Lady Kirwan seated herself on the settee at Rietta’s invitation. Nick’s resolution to keep Rietta within bounds evaporated, for it was plainly not needed. She was the gracious hostess to the life, inquiring into Lady Kirwan’s interests. They found in two words that their shared passion was gardening.
“Living in town, of course, I haven’t the scope to indulge in the garden of my dreams. But I know just how I should arrange things if I had the opportunity.”
“Everything good must start with a dream,” Lady Kirwan said. “You must tell me all about your garden.”
“Oh, I’m afraid I change it all the time. It is my favorite thing to think of just before I go to sleep.”
“I plan my garden just before I go to sleep myself. It’s so soothing.”

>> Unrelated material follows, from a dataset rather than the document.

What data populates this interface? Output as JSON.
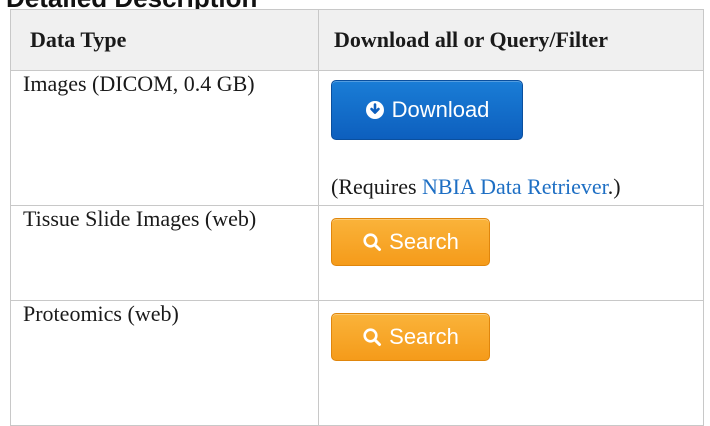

“Yes,” Rietta said. Nick could tell now that her smile when they first arrived had been forced and false. The way she looked at his mother at this moment was different, gentle and true. “And it’s much easier to reshape a bed or a path in ones’ thoughts than in reality.”
“Especially when one has only a single lad to help. Although I must say George Randolph listens much more attentively than his father ever did. Will Randolph had a head as hard as a stone. He’d never try anything new unless I wore him down.”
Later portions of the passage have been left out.